The mission of the PHS is to “Protect, Promote, and Advance the Health and Safety of our Nation” while contributing to the systems strengthening of health care world-wide. There are approximately 4,000 civil service nurses and approximately 1,570 Commissioned Corps nurse officers who function as FPHSNs, working in diverse settings such as clinical, applied public health, mental health, program and policy development, regulatory control, education, research, and administration. FPHSN represents three unique nursing groups: 1) Civil Service nurses, federal employees of HHS, 2)Tribal nurses employed by independent American Indian and Alaskan Native Tribal Nations and communities and 3) Commissioned Corps nurse officers in HHS and non-HHS. As part of the largest public health system in the world, FPHSNs are involved in a diversified arena of jobs that include (See Figure2.0):
- Direct patient care to prevent disease, maintain, promote and/or restore health and educate patients and providers in a safe environment. Clinical work is practiced in such places as government hospitals, correctional facilities, Indian reservations, and immigration facilities throughout the country.
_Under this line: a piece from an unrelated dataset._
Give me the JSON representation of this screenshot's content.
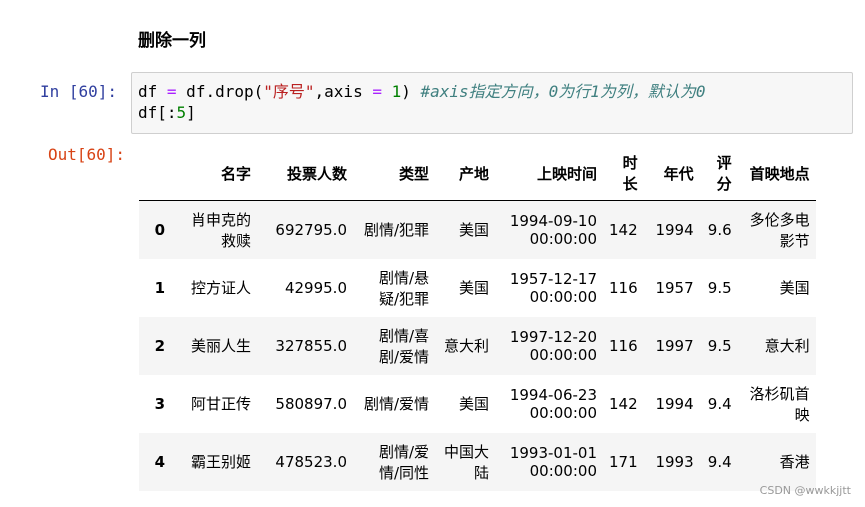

- Organizing and applying scientific, administrative, medical, nursing and other health-related principles and practices to protect and improve the health and quality of life of individuals, families, and populations. This is evident through the efforts of health education, applying an evidence-based approach to promoting healthy behaviors, lifestyles, accessibility to quality healthcare and health services, safe environments and products that impact health, and detecting, monitoring and preventing disease and adverse health conditions, as well as supervisory and consultative nursing expertise to federal, State, local and Tribal government agencies.
- Ensuring the safety, efficacy, and security of human and veterinary drugs, biological products, medical devices, cosmetic products and the food supply. As a part of this process expert advice and consultation is provided on clinical, regulatory, and scientific matters ranging from research and development to scientific review of these products to determine their safety and effectiveness for use by the public.
- Performing inspections and other enforcement actions, ensuring that issues regarding special populations, such as children and elderly are considered and addressed.
- Using nursing skills to research and identify solutions to the many health-related problems that face our nation including obesity, substance abuse, maternity and fetal mortality and morbidity, health care for underserved populations and those in correctional facilities, the spread of infectious diseases either by man or nature, and educating the nation.
- Participating in policy development and decision making.
- Performing vital technical, administrative, and staff support roles representing the unique perspective of nursing throughout the operating divisions of DHHS and other federal, State, local and Tribal government agencies.
Collectively, for more than 200 years, FPHSNs have met their responsibilities to improve the health of our nation and their contributions have been significant. In collaboration with other healthcare professionals, they improve the quality of America’s healthcare system, protect and advance the health of the American people, and, improve the organization and delivery of health services by serving in various roles in federal, state, territorial, local and tribal organizations.